Somewhat in Muller’s spirit, Keyssar would offer what I
would term a “Right to Vote Lite,” stripping out automatic voter registration
and identification, protection for minority voting rights, and my directions to
courts for how to balance voters’ rights against a state’s purported interests.
One wonders if such a pared down amendment would be worth the herculean effort
to pass it. It would likely cause courts to see it as accomplishing basically
nothing and give them free rein to continue favoring states over voters.
3. Go big or go home. Sandy Levinson comes it this
from the opposite direction from Muller, with the most radical set of proposals.
While he’s ready to award me the Presidential Medal of Freedom (thanks Sandy!)
he sees “pathos” in my desire to come up with a proposal that has at least a
small chance of being enacted.
As anyone familiar with Levinson’s work would expect, he is impatient
with change, ready to throw out the entire Constitution and start over, through
a constitutional convention that, inter alia, would provide for broad voting
rights.

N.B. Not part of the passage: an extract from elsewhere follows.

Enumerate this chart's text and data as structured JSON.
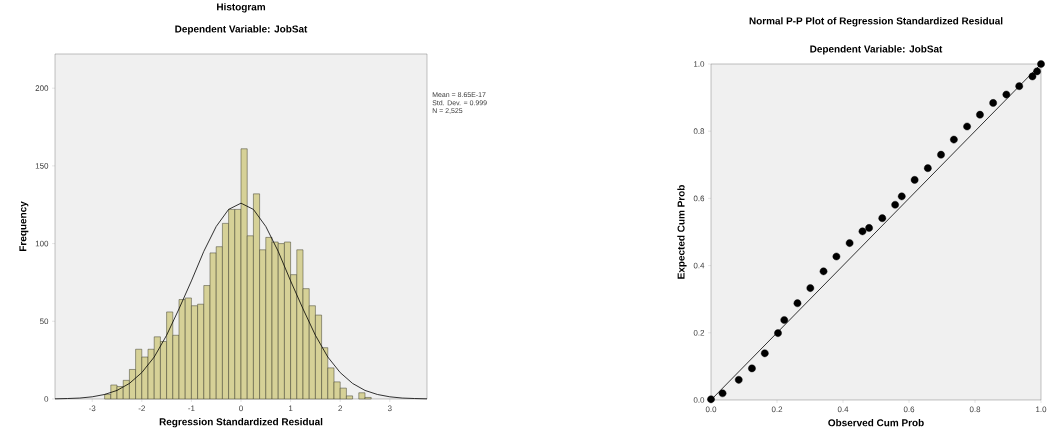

Levinson is right that what I propose is not my ideal—for example, as I
wrote in my 2012 book, The Voting Wars, I favor national non-partisan
election administration in the United States, but I do not incorporate that in
my proposed amendment because it is such a nonstarter.

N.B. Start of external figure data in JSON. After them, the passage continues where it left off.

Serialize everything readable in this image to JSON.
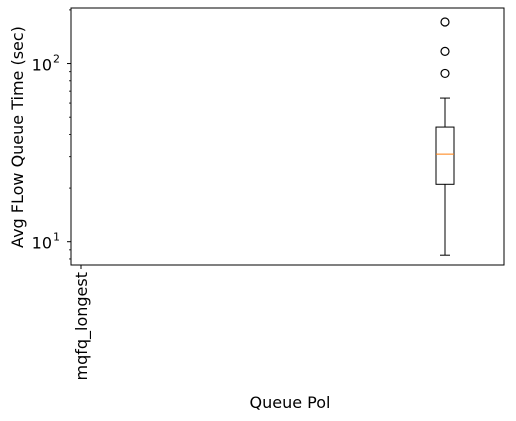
{
  "chart_data": {
    "type": "box",
    "yscale": "log",
    "ylim": [
      7.4,
      205
    ],
    "yticks": [
      {
        "value": 10,
        "label": "10",
        "exp": "1"
      },
      {
        "value": 100,
        "label": "10",
        "exp": "2"
      }
    ],
    "xlabel": "Queue Pol",
    "ylabel": "Avg FLow Queue Time (sec)",
    "categories": [
      "mqfq_longest"
    ],
    "boxes": [
      {
        "name": "",
        "whisker_low": 8.4,
        "q1": 21,
        "median": 31,
        "q3": 44,
        "whisker_high": 64,
        "fliers": [
          88,
          117,
          171
        ]
      }
    ],
    "colors": {
      "box": "#000000",
      "median": "#ff7f0e",
      "flier": "#000000"
    }
  }
}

The key divide between Levinson and me is whether there is a
difference in achievability between what I propose and his proposal to blow
everything up. I believe, like Keyssar, that a carefully crafted proposal would
have a better (dare I say realistic?) chance of adoption in the longer run
compared to a convention and adoption of amendments by the states. As Cain
adds, “There is no reason to believe that a new US convention would be any more
capable of working through these issues than the Congress or state
legislatures.”
In a similar, if less radical, spirit, Wilfred Codrington
takes me to task for not including the problem of partisan gerrymandering in my
amendment. As his close reading of my book and my earlier work shows, I find
the gerrymandering problem a much harder one to solve, although I have come to
believe that independent commission model for redistricting, enacted through
voter initiatives when available, provide the best way to deal with the
excesses of extreme partisan gerrymandering. I did not tackle this problem in A
Real Right to Vote because I consider it to be a separate and particularly difficult
problem.
But Codrington makes a strong case to add redistricting commissions
within the scope of an amendment. He makes an especially good point that
allowing states to continue to engage in some partisan actions like
gerrymandering while barring race-based discrimination in voting will lead
states to defend their potentially raced-based actions on partisan grounds. So
I remain open to including partisan gerrymandering in an amendment, recognizing
that there are tradeoffs.
Getting from here to there. In the end, a push for a
constitutional amendment needs to dream big but start small. As Cain helpfully
adds: “If we take the laboratories of democracy concept seriously, we should
work out the kinks of the reform agenda at the state level, and then scale up
to the national level.”
Cain uses this point to argue against constitutionalizing
voting rights (“Imposing national reform on a divided electorate is just a
pathway to more reform controversy and electoral paranoia”), but his approach
would mean we are least likely to get voting reform where we need it the most. But
a push for a national amendment has to start somewhere, and starting in the
states would have the benefit not only of working out the kinks, but also of
showing skeptical voters in other states that democracy-enhancing measures
would not mean the end of efforts at election integrity.
In the end, the push for a constitutional right to vote
would achieve the promise of equality going back as far as the Declaration of
Independence but far from realized in this country. As Zhang puts it, if such
an amendment passes we should be “more excited for what having such an
amendment would memorialize: that enough people cared about the right to vote
so much as to perform a veritable political feat to protect it.”